Getting the most out of your board – the Managing Think Tanks series

16 April 2013
SERIES Think tank’s governance and management 18 items

Most think tanks around the world have a board of trustees or directors that oversee the think tank’s functions and performance. The board can be a very valuable asset, and yet, problems abound within them. This is due to factors such as ill-defined roles, an ineffective use of its members’ talents, and the president (or Executive Director)’s shortcomings in working creatively with the board in order to get the most out of it.

This week’s Managing Think Tanks chapter deals with the structure and potential contributions of the board of directors – a chapter that presidents or executive directors of think tanks would do well to read, as it outlines methods that they can use to work more effectively with the board. Their main objective should be to get the board to spend its time advising on key issues for the development of the institution.

There can be two kinds of boards in think tanks: a management board and the board of directors. The management board is in charge of mostly day-to-day activities, and the board of directors is more involved in strategy and has ultimate fiduciary responsibility. While this is the standard model, there are variations influenced by the political, economic and social context that influenced the think tank’s origins. This chapter deals with the standard model.

Board functions are usually outlined in national law that governs nonprofit organisations. They are basically two: maintaining accountability, and safeguarding the public trust. Regarding the former, boards have to ensure that the organisation’s resources are properly spent. As to the latter, they must guarantee that think tanks are contributing to the public good (since they are awarded legal and tax advantages for being nonprofit institutions).

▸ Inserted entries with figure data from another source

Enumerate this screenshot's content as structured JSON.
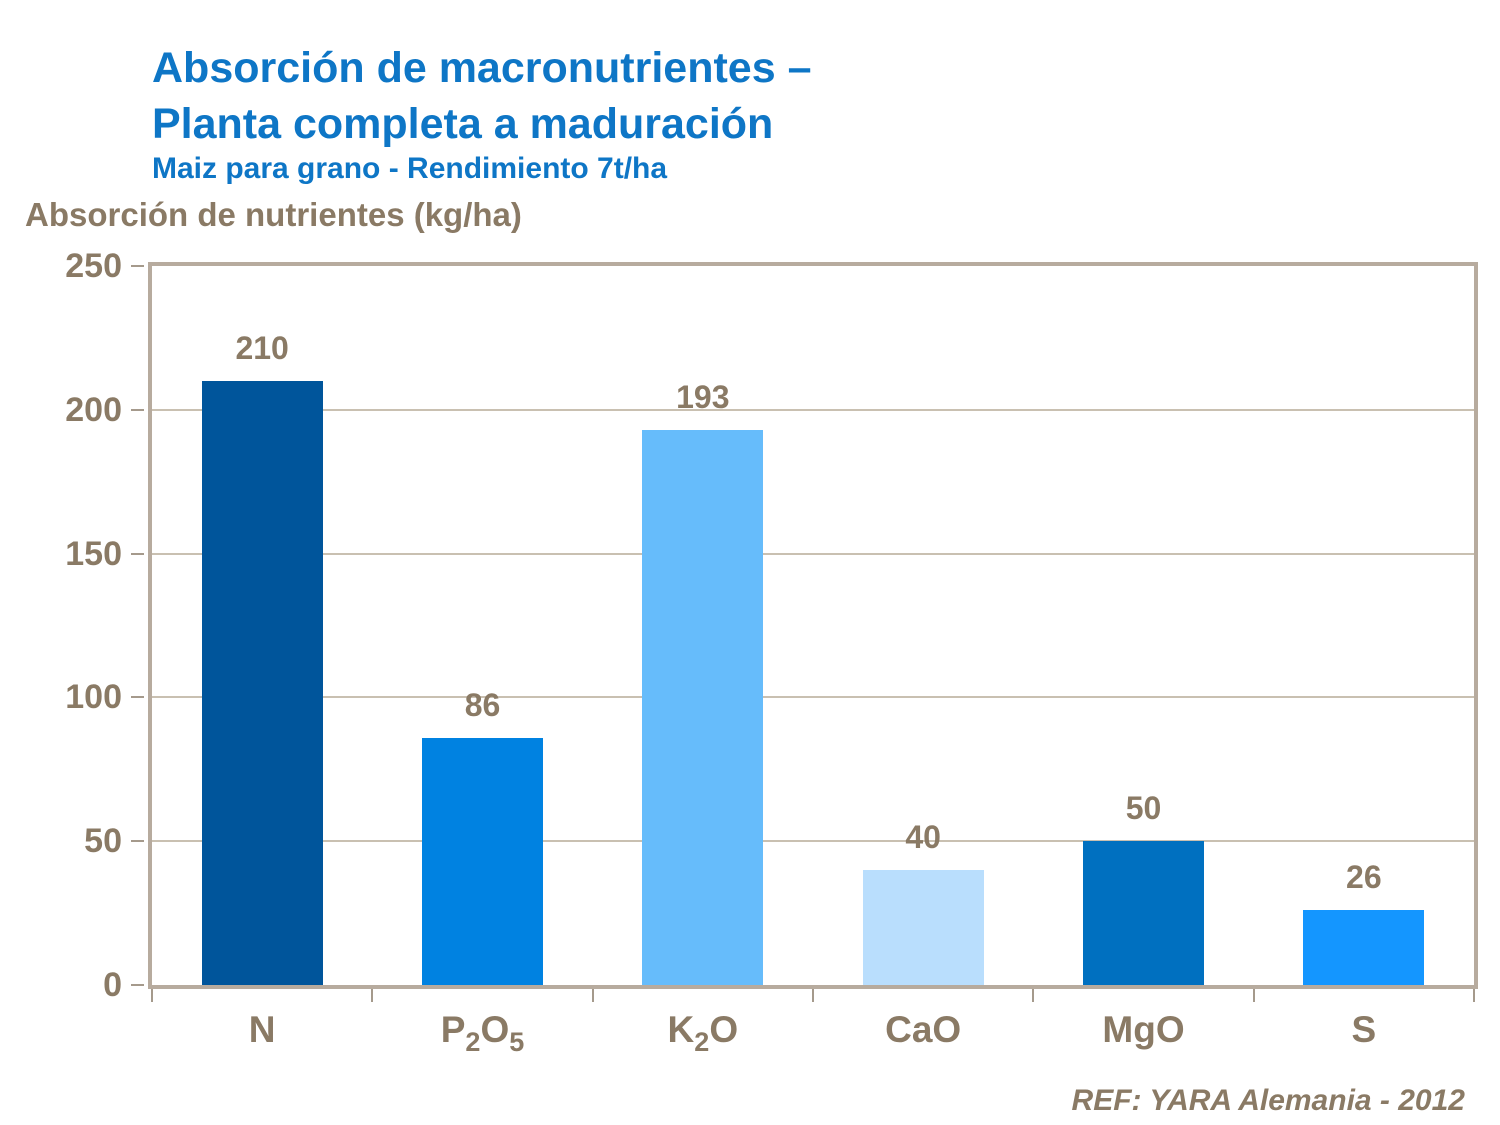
{
  "header": {
    "title_line1": "Absorción de macronutrientes –",
    "title_line2": "Planta completa a maduración",
    "subtitle": "Maiz para grano - Rendimiento 7t/ha"
  },
  "colors": {
    "title_blue": "#0e76c6",
    "text_brown": "#8a7a65",
    "plot_border": "#b7ab9e",
    "gridline": "#c9c0b1"
  },
  "chart_data": {
    "type": "bar",
    "title": "Absorción de macronutrientes – Planta completa a maduración",
    "subtitle": "Maiz para grano - Rendimiento 7t/ha",
    "ylabel": "Absorción de nutrientes (kg/ha)",
    "xlabel": "",
    "categories": [
      "N",
      "P₂O₅",
      "K₂O",
      "CaO",
      "MgO",
      "S"
    ],
    "category_parts": [
      {
        "key": "N",
        "parts": [
          "N"
        ]
      },
      {
        "key": "P2O5",
        "parts": [
          "P",
          {
            "sub": "2"
          },
          "O",
          {
            "sub": "5"
          }
        ]
      },
      {
        "key": "K2O",
        "parts": [
          "K",
          {
            "sub": "2"
          },
          "O"
        ]
      },
      {
        "key": "CaO",
        "parts": [
          "CaO"
        ]
      },
      {
        "key": "MgO",
        "parts": [
          "MgO"
        ]
      },
      {
        "key": "S",
        "parts": [
          "S"
        ]
      }
    ],
    "values": [
      210,
      86,
      193,
      40,
      50,
      26
    ],
    "bar_colors": [
      "#00559b",
      "#0082e1",
      "#66bcfb",
      "#b9defd",
      "#0070c0",
      "#1496ff"
    ],
    "ylim": [
      0,
      250
    ],
    "yticks": [
      0,
      50,
      100,
      150,
      200,
      250
    ],
    "grid": true,
    "legend_position": "none",
    "source": "REF: YARA Alemania - 2012"
  }
}
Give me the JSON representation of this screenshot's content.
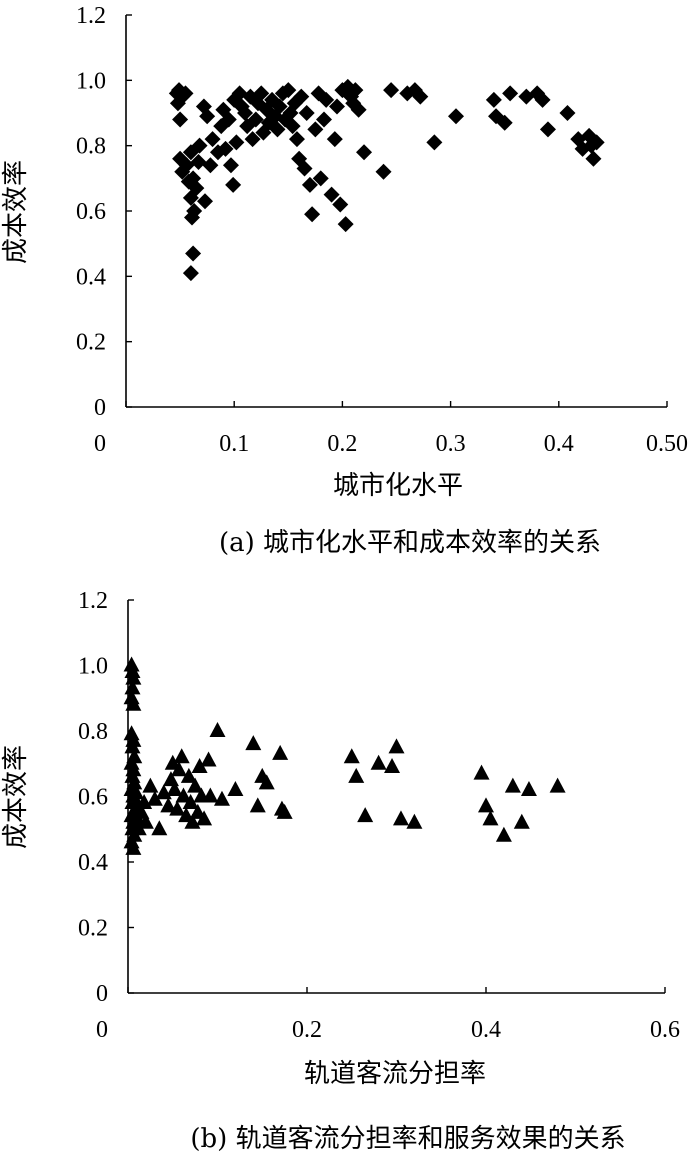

However, common board problems stem from board members undertaking functions beyond what they should, resulting in an inefficient use of time. Such problems are:

  1. Time spent on the trivial. Items of trivial scope or importance receive disproportionate attention.
  2. Short-term bias. The board concentrates on day-to-day items that could be handled by the staff rather than issues that may have much greater consequences for the organization.
  3. Reactive stance. The board responds to staff initiatives and information rather than asserts leadership (e.g., indicating topics for the meeting’s agenda).
  4. Reviewing, rehashing, redoing. The board spends too much time reviewing what staff has already done; this should be a management function.
  5. Leaky accountability. Board members “go around” the president to assign tasks to staff members, making it hard to hold the president responsible for results.
  6. Diffuse authority. The specific responsibilities of the president and board are not well defined, frustrating accountability.

In order to prevent these problems, a good starting point is to put together a clear statement of the organisation’s mission. When the board accepts it, indicators that measure the think tank’s performance should be added – for instance, conduct of policy research at a high professional standard. Once the board has been convinced that its role is to work on the big-picture issues of the think tank’s mission, the next step is for presidents and board members to clearly know their management responsibilities.

Adoption of a clearly articulated mission statement with corresponding indicators of accomplishment and Executive Limitations helps focus the board’s work on strategic issues.

Meetings can also be made more efficient by setting the agenda and distributing materials to board members in advance. The chapter provides examples of typical agendas for board meetings and typical materials distributed.

Also, it is also more and more common for think tanks (and corporations) to have smaller boards with fewer committees. This way, more work is done by the full board and there can be more open discussion and exchange. They can also better use their time during meetings, the frequency of which is recommended to be two times a year for well-established organisations, and quarterly meetings for younger institutions.

Having appropriate board members is also important for its efficiency: Each candidate for board membership should be an experienced professional with a strong reputation for integrity, creativity, and thoughtfulness. Beyond this, at least some members should have substantial experience in public policy development, social science research and evaluation, and corporate finance. It is also important to include someone with a background in working with the media or other form of communications.

And finally, a series of guides are available in order to help the boards conduct self-assessments.